IPython Notebooks are used to explore data, features and possible solutions: they can be run to generate images and exploratory tables.
Python scripts contain the final version of the code:
python train.py
: load and preprocess MovieLens public dataset, train the model and store it in models/. it additionally performs hyper-parameters grid-search adding--model-selection
command line parameter, otherwise a set of precomupted optimal hyper-parameters are used;python movie_classifier.py --title title --description description
: load model and precomputed objects generated using previous script and output the predicted genre for given title and description;python test.py
: run automated tests.
The repository implements a machine learning pipeline to train and use a movie classifier.

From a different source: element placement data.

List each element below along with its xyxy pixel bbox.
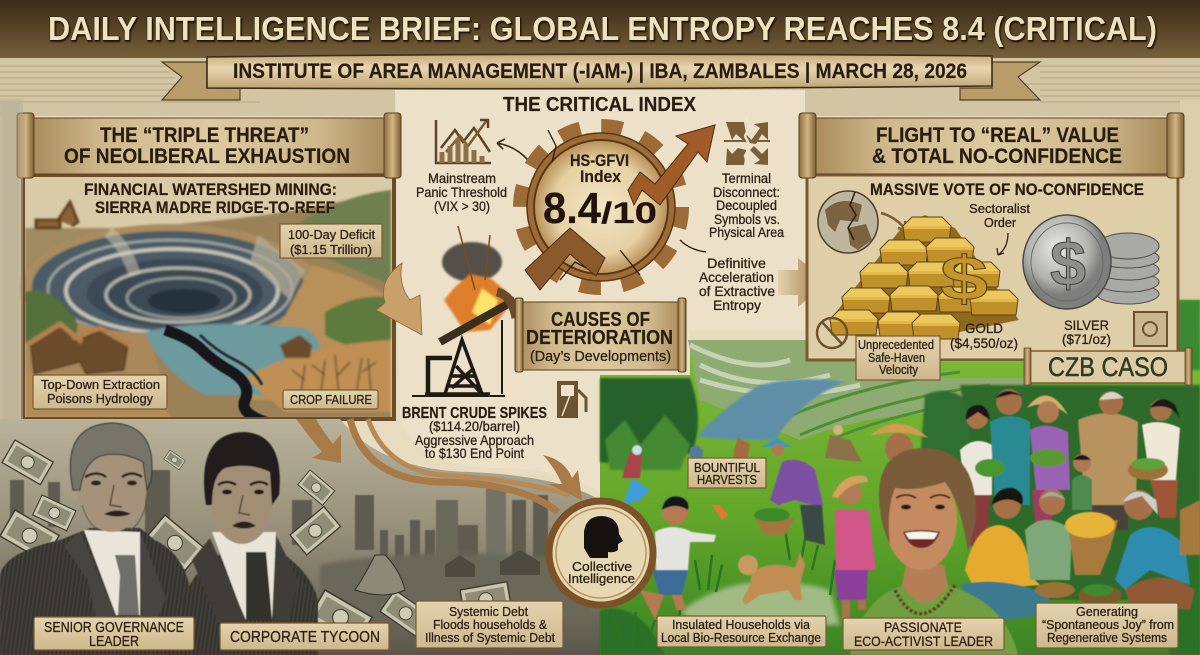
dog [738,552,805,605]
text: sectoralist order: Order [984,215,1017,230]
scene: regenerative community [600,300,1200,655]
text: definitive acceleration: Definitive [707,255,766,271]
label: systemic debt: Systemic Debt [449,604,528,619]
flooded paddy [680,581,840,625]
label: eco-activist leader: ECO-ACTIVIST LEADER [854,633,993,649]
callout: crop failure [283,390,378,409]
text: brent crude: ($114.20/barrel) [429,418,520,434]
falling bills [0,440,512,645]
text: sectoralist order [969,201,1030,255]
scroll: causes of deterioration: CAUSES OF [551,309,650,331]
text: definitive acceleration: Acceleration [699,269,774,285]
butterflies [623,478,728,520]
scroll: flight to real value [799,113,1184,178]
girl in pink [832,475,876,620]
label: safe-haven velocity [856,336,940,380]
heading: financial watershed mining [84,180,337,217]
scroll: triple threat: OF NEOLIBERAL EXHAUSTION [64,145,350,168]
label: senior governance leader: SENIOR GOVERNANCE [44,619,184,636]
collective intelligence badge: Intelligence [568,571,635,586]
callout: deficit: ($1.15 Trillion) [290,242,372,257]
text: definitive acceleration [699,255,775,313]
label: bountiful harvests [688,458,766,488]
river [700,379,845,440]
text: silver price: SILVER [1064,317,1109,333]
farmer in purple [754,438,825,545]
text: terminal disconnect: Physical Area [709,224,784,240]
gear index gauge: 8.4 [543,184,601,233]
jungle trees [600,300,1200,655]
label: safe-haven velocity: Safe-Haven [868,350,925,365]
text: terminal disconnect [709,170,784,240]
signature plate: CZB CASO [1048,352,1168,382]
text: terminal disconnect: Symbols vs. [714,211,780,227]
scroll: causes of deterioration [515,298,686,372]
scroll: flight to real value: FLIGHT TO “REAL” VALUE [876,124,1119,147]
man in straw hat [870,423,928,463]
arrow: rising entropy [628,125,715,205]
gear index gauge [521,125,715,290]
panel: financial watershed mining [20,175,394,447]
heading: financial watershed mining: FINANCIAL WATERSHED MINING: [84,180,337,199]
text: definitive acceleration: of Extractive [699,283,775,299]
callout: deficit [280,224,382,258]
label: insulated households: Insulated Households via [672,617,811,632]
scroll: causes of deterioration: (Day’s Developments) [530,348,671,365]
running boy [640,497,716,620]
callout: deficit: 100-Day Deficit [288,227,375,242]
group of villagers [960,389,1200,620]
text: terminal disconnect: Decoupled [716,197,777,213]
poisoned river [165,330,296,447]
label: spontaneous joy: “Spontaneous Joy” from [1042,617,1174,632]
scene: debt and collapse [0,100,600,655]
city skyline [10,470,548,565]
label: eco-activist leader [843,618,1004,650]
illustration: oil pump explosion [412,226,516,396]
arrow: to flight panel [778,258,828,307]
index heading: THE CRITICAL INDEX [503,94,697,116]
callout: extraction: Poisons Hydrology [47,391,153,406]
label: systemic debt [416,601,563,648]
callout: crop failure: CROP FAILURE [290,392,372,407]
silver coins [1023,215,1159,309]
label: systemic debt: Floods households & [433,617,547,632]
label: bountiful harvests: BOUNTIFUL [694,460,760,475]
label: systemic debt: Illness of Systemic Debt [425,630,555,645]
text: mainstream panic threshold: (VIX > 30) [434,198,490,214]
scroll: causes of deterioration: DETERIORATION [526,327,673,349]
text: mainstream panic threshold: Panic Threshold [416,184,507,200]
debt bag [355,555,405,595]
callout: extraction: Top-Down Extraction [41,377,160,392]
icon: fuel pump [557,381,586,418]
icon: cracked globe [818,191,906,253]
text: terminal disconnect: Disconnect: [713,184,780,200]
scroll: triple threat: THE “TRIPLE THREAT” [100,124,309,147]
panel: massive vote of no-confidence: MASSIVE VOTE OF NO-CONFIDENCE [870,180,1144,199]
gold pile [830,215,1019,339]
corporate tycoon figure [178,432,318,655]
center cream panel [395,90,805,492]
text: brent crude [402,405,547,461]
text: mainstream panic threshold [416,170,507,214]
icon: vault [1134,312,1167,346]
label: corporate tycoon [220,623,389,650]
text: brent crude: BRENT CRUDE SPIKES [402,405,547,422]
pumpjack [412,292,516,396]
icon: decoupled symbols [724,116,770,168]
label: eco-activist leader: PASSIONATE [884,619,962,635]
scroll: flight to real value: & TOTAL NO-CONFIDENCE [872,145,1122,168]
collective intelligence badge [549,501,653,605]
heading: financial watershed mining: SIERRA MADRE RIDGE-TO-REEF [95,198,335,217]
senior governance leader figure [0,423,190,655]
gear index gauge: HS-GFVI [570,151,629,170]
mine illustration [20,190,391,418]
subtitle ribbon [162,54,1040,100]
title band [0,0,1200,58]
text: sectoralist order: Sectoralist [969,201,1030,216]
passionate eco-activist leader figure [850,448,1018,655]
text: definitive acceleration: Entropy [713,297,761,313]
terraces [688,340,1030,440]
gear index gauge: /10 [601,197,657,230]
label: spontaneous joy [1036,603,1178,648]
text: mainstream panic threshold: Mainstream [428,170,496,186]
distant farmers [622,425,862,478]
scroll: triple threat [17,113,401,178]
text: brent crude: to $130 End Point [425,445,524,461]
label: insulated households [657,616,826,647]
icon: head with network [584,516,623,558]
panel: massive vote of no-confidence [807,175,1178,360]
label: corporate tycoon: CORPORATE TYCOON [230,629,380,646]
icon: market chart [436,120,528,163]
callout: extraction [33,375,167,409]
subtitle ribbon: INSTITUTE OF AREA MANAGEMENT (-IAM-) | IBA, ZAMBALES | MARCH 28, 2026 [233,60,967,83]
collective intelligence badge: Collective [572,559,632,574]
label: spontaneous joy: Generating [1076,604,1138,619]
gold pile: $ [940,245,988,314]
label: senior governance leader: LEADER [89,633,139,650]
flow arrows [296,419,582,512]
label: insulated households: Local Bio-Resource Exchange [661,630,821,645]
icon: no symbol [817,318,847,348]
text: gold price: ($4,550/oz) [950,335,1018,351]
gear index gauge: Index [580,167,621,186]
text: brent crude: Aggressive Approach [415,432,534,448]
label: safe-haven velocity: Velocity [879,362,918,377]
rice tufts [612,530,846,650]
label: bountiful harvests: HARVESTS [697,472,757,487]
text: silver price [1062,317,1111,347]
label: spontaneous joy: Regenerative Systems [1047,630,1167,645]
text: silver price: ($71/oz) [1062,331,1111,347]
text: terminal disconnect: Terminal [722,170,771,186]
silver coins: $ [1050,227,1086,299]
arrow: curved into explosion [376,263,422,335]
text: gold price: GOLD [965,320,1003,336]
signature plate [1024,348,1192,385]
label: safe-haven velocity: Unprecedented [858,337,934,352]
text: gold price [950,320,1018,351]
arrow: zigzag decline [525,228,605,290]
label: senior governance leader [34,617,194,650]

The code is implemented in Python, because it is a very flexible programming language that allows to easily define ML scripts. It also has already implemented many ML and NLP libraries to ease the whole process definition: in particular, scikit-learn and nltk are used to solve this problem.
NLP techniques are applied to extract numerical features from raw text:
- TF-IDF is run on training corpus: each word of the description and the title is mapped to a weight, thus generating a numerical feature vector for each movie. This technique, even if not the state of the art in NLP, provides a simple and fast mapping of text to numerical features, which can be easily exploited by any kind of classifiers;
- SVD is applied to previous output to reduce dimensionality. Since TFIDF features space is defined with one dimension for each distinct word in the corpus, while each movie has only few descriptive words, movie vectors are extremely sparse: SVD decomposition allows to easily reduce number of dimensions in sparse scenarios. Number of new features is manually selected based on overall explained variance (explored in Notebook);
- Final features vectors are used to train a Random Forest classifier: this ensemble method has been selected because it is extremely fast to train, and produce reasonably good results. Cross-Validation is applied to select hyper-parameters, even if grid-search is not extensive;
- Test data is transformed using previously trained objects (TFIDF, SVD) and then provided as input to Random Forest classifier for final evaluation. The test accuracy is provided as output from the script, while precision, recall, F1-score and confusion matrix are available on IPython Notebooks.
A remark: choices such as number of features after reduction and range of parameters for grid-search may not be optimal, but they are made in order to speed up the overall testing of the model.